Jack Smith ends with a footnote

And so it ended for special counsel Jack Smith: Not with the glorious sunset ride of a conquering hero his supporters had hoped for, but a 24-word footnote indicating he had “separated from the Justice Department,” his final report in limbo, and gleeful allies of Donald Trump exhorting him to “lawyer up.”

It was the undignified end of a painful process — for Smith and the nation — one that began with Trump at the nadir of his influence and ended with him surging back to the White House, crushing the criminal cases that once seemed certain to land him in prison.

Trump is now in a position not only to stamp out Smith’s work but to turn the tools of the Justice Department and a Republican-controlled Congress on his former pursuers, and to use his powers of clemency to rewrite the history of the harrowing events that led to his criminal charges in the first place.

Smith, who Garland hired right after the 2022 midterms and Trump announced his 2024 reelection bid, is about to find himself the most scrutinized man in a GOP-run Washington. Lawmakers loyal to Trump have vowed to use their oversight powers to delve deep under the hood of his investigations, which led to two federal criminal cases against the once and future president. Those probes resulted in dozens of felony charges against Trump — and cost $35 million through March 2024, a number that has likely climbed significantly since.

Smith’s charges included allegations that Trump criminally conspired to disenfranchise millions of voters and pressure government officials — including his own vice president Mike Pence — to overturn the results of the 2020 election. Those efforts, Smith was prepared to argue in trial, culminated with the violent Jan. 6 attack on the Capitol by thousands of Trump’s supporters.

In a separate case in Florida, Smith also leveled allegations that Trump jeopardized national security by hoarding highly classified military secrets at Mar-a-Lago after leaving office.

Prosecutors dropped both cases against Trump after he prevailed in November, citing their longstanding policy against charging a sitting president.

Now, even Smith’s effort to inform the public about his findings seems in jeopardy. At the urging of Trump and two co-defendants, U.S. District Judge Aileen Cannon — who presided over the classified documents case — has blocked Attorney General Merrick Garland from publicly releasing Smith’s report, even the portion that had nothing to do with her case. A tangle of ensuing court proceedings has only muddled the picture further.

That could result in the once unthinkable prospect that a trove of Smith’s findings — those that haven’t already been made public in court filings and indictments — may never see the light of day or could be bottled up indefinitely.

The scrutiny and second-guessing of Smith’s work — and the strategic decisions by Garland, the man who appointed him — will now be as much a Washington preoccupation as the probe itself once was.

But Smith’s quiet departure underscored an age-old Washington truism: no matter what principles of law or politics or justice are at stake, all that really matters is winning.

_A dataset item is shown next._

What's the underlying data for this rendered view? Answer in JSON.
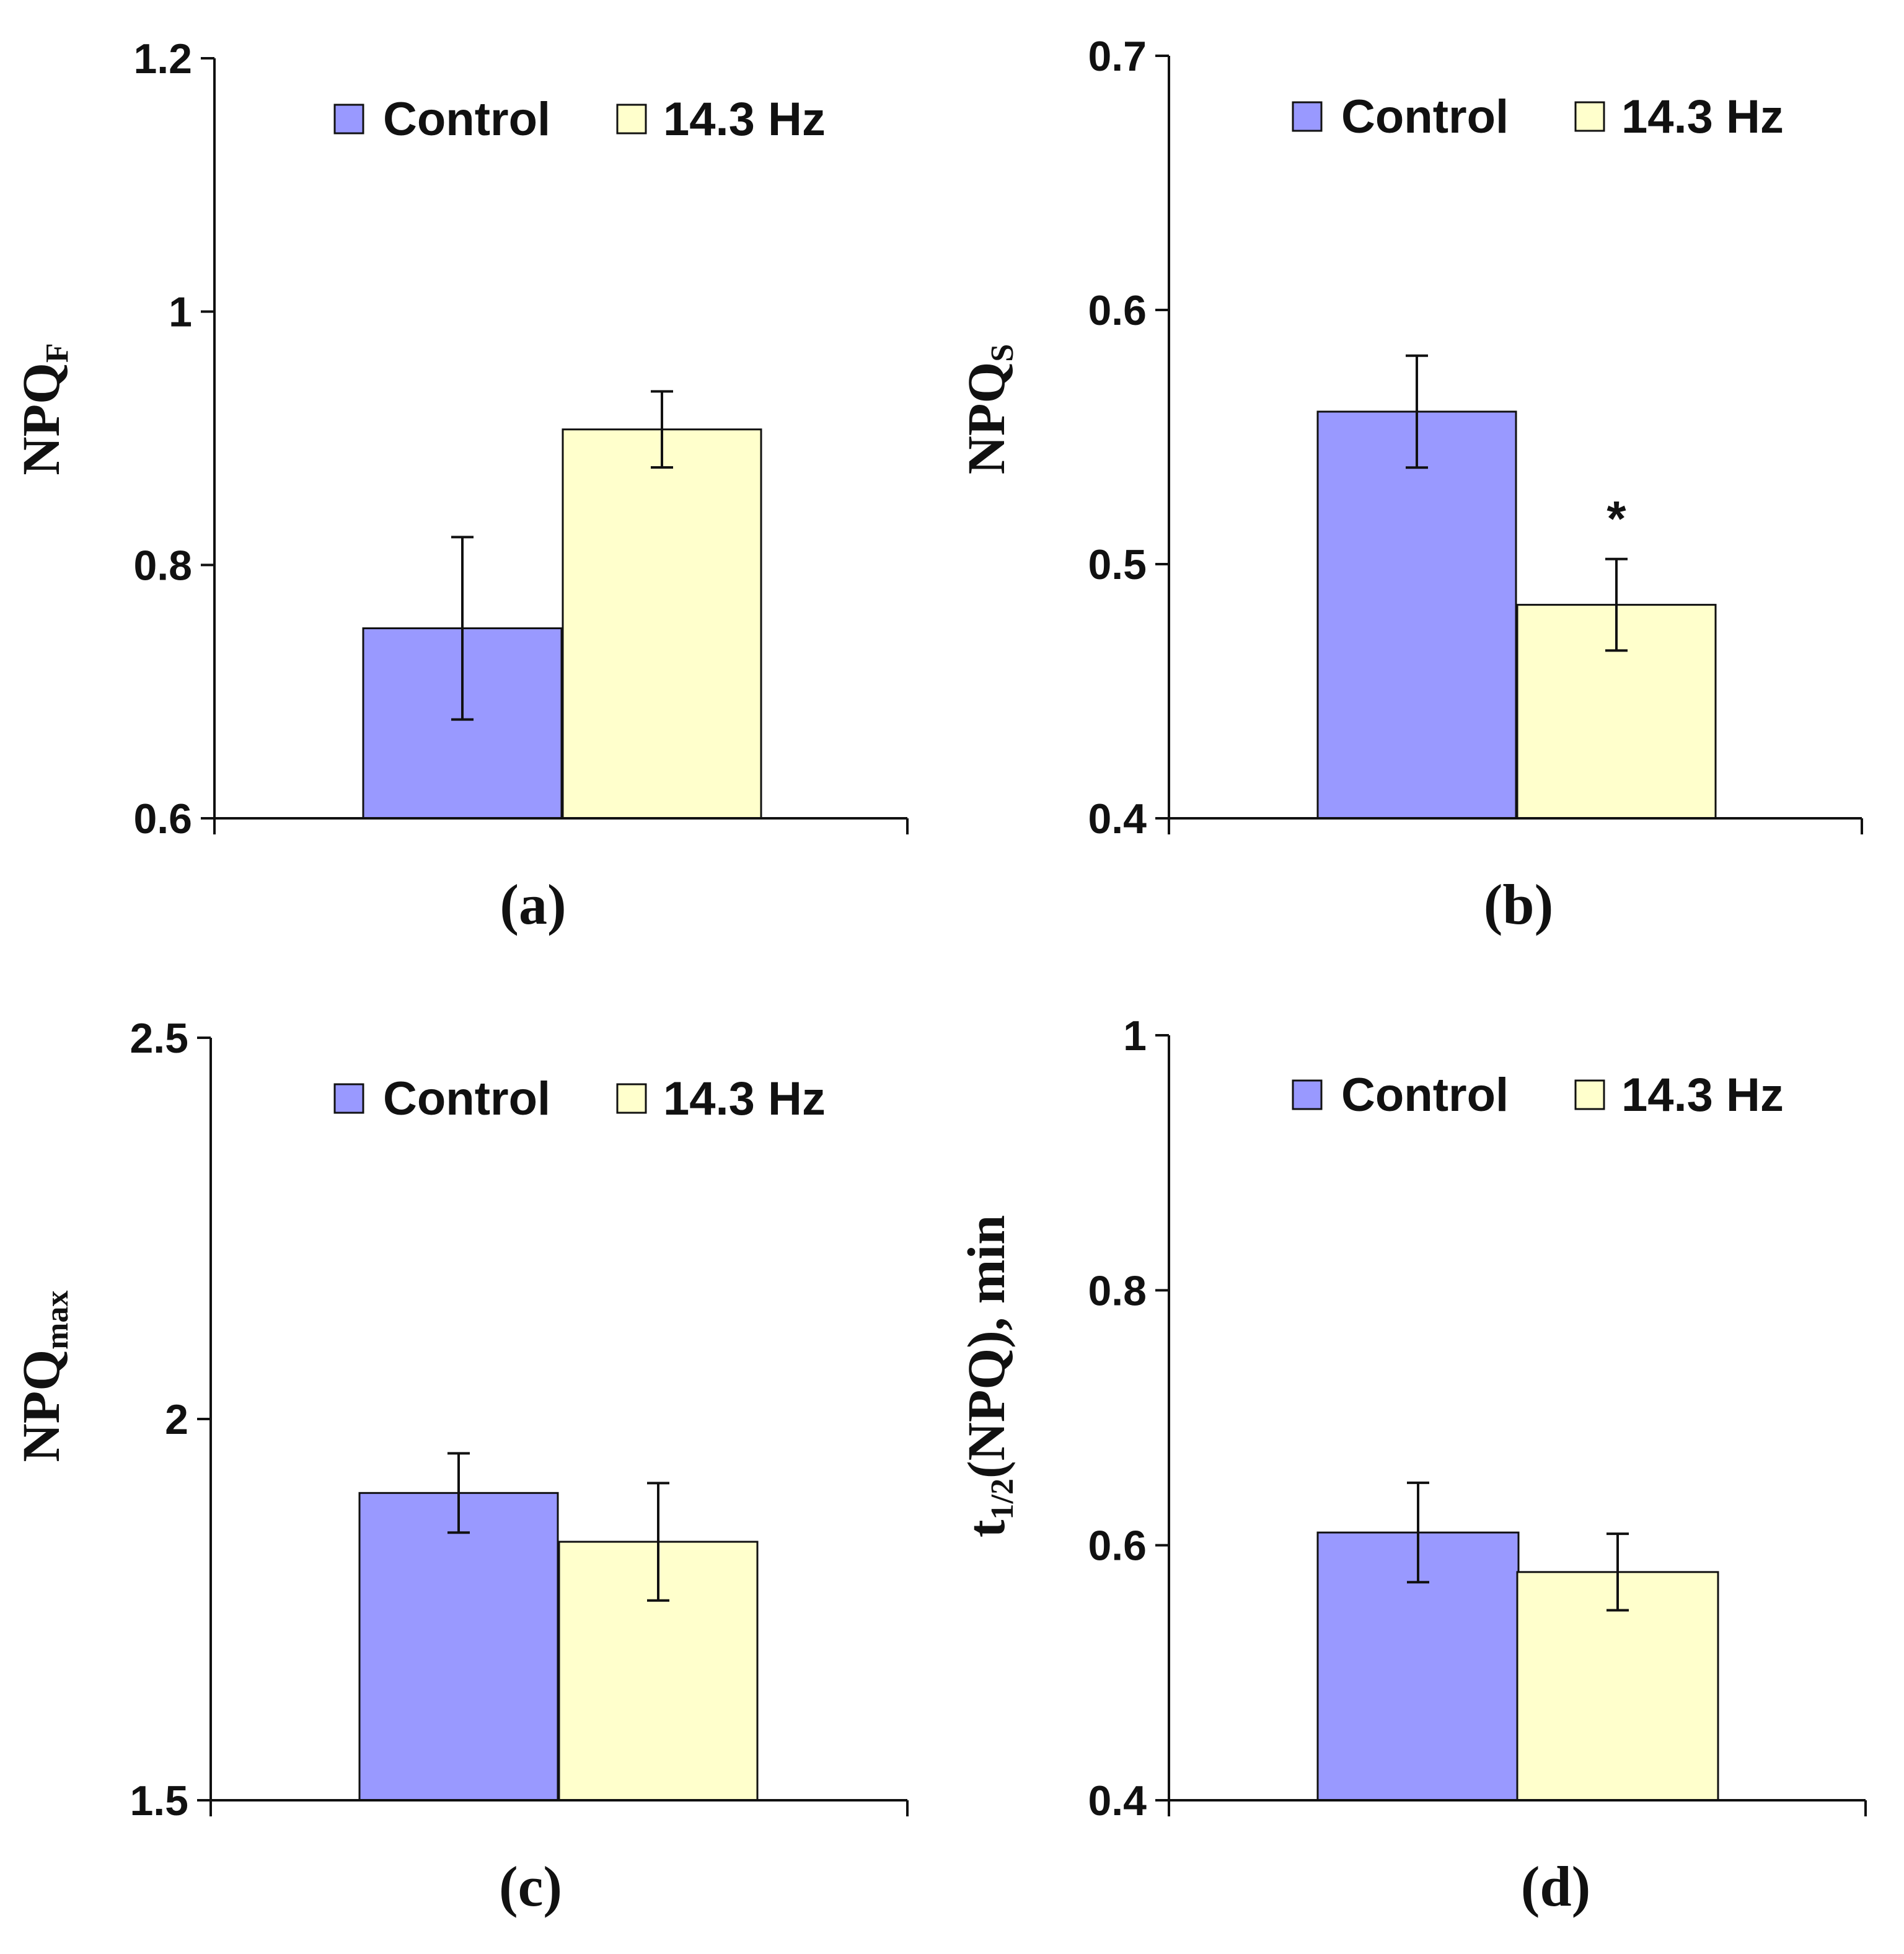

Had Trump lost, his first public interaction with Pence in years may have been across a courtroom rather than over an awkward handshake at President Jimmy Carter’s funeral on Thursday. And Trump would have been staring down the prospect of spending the rest of his life fighting criminal cases.

Instead, in just nine days, Trump will retake the most powerful office in the world. And the man who might have stopped him? A footnote.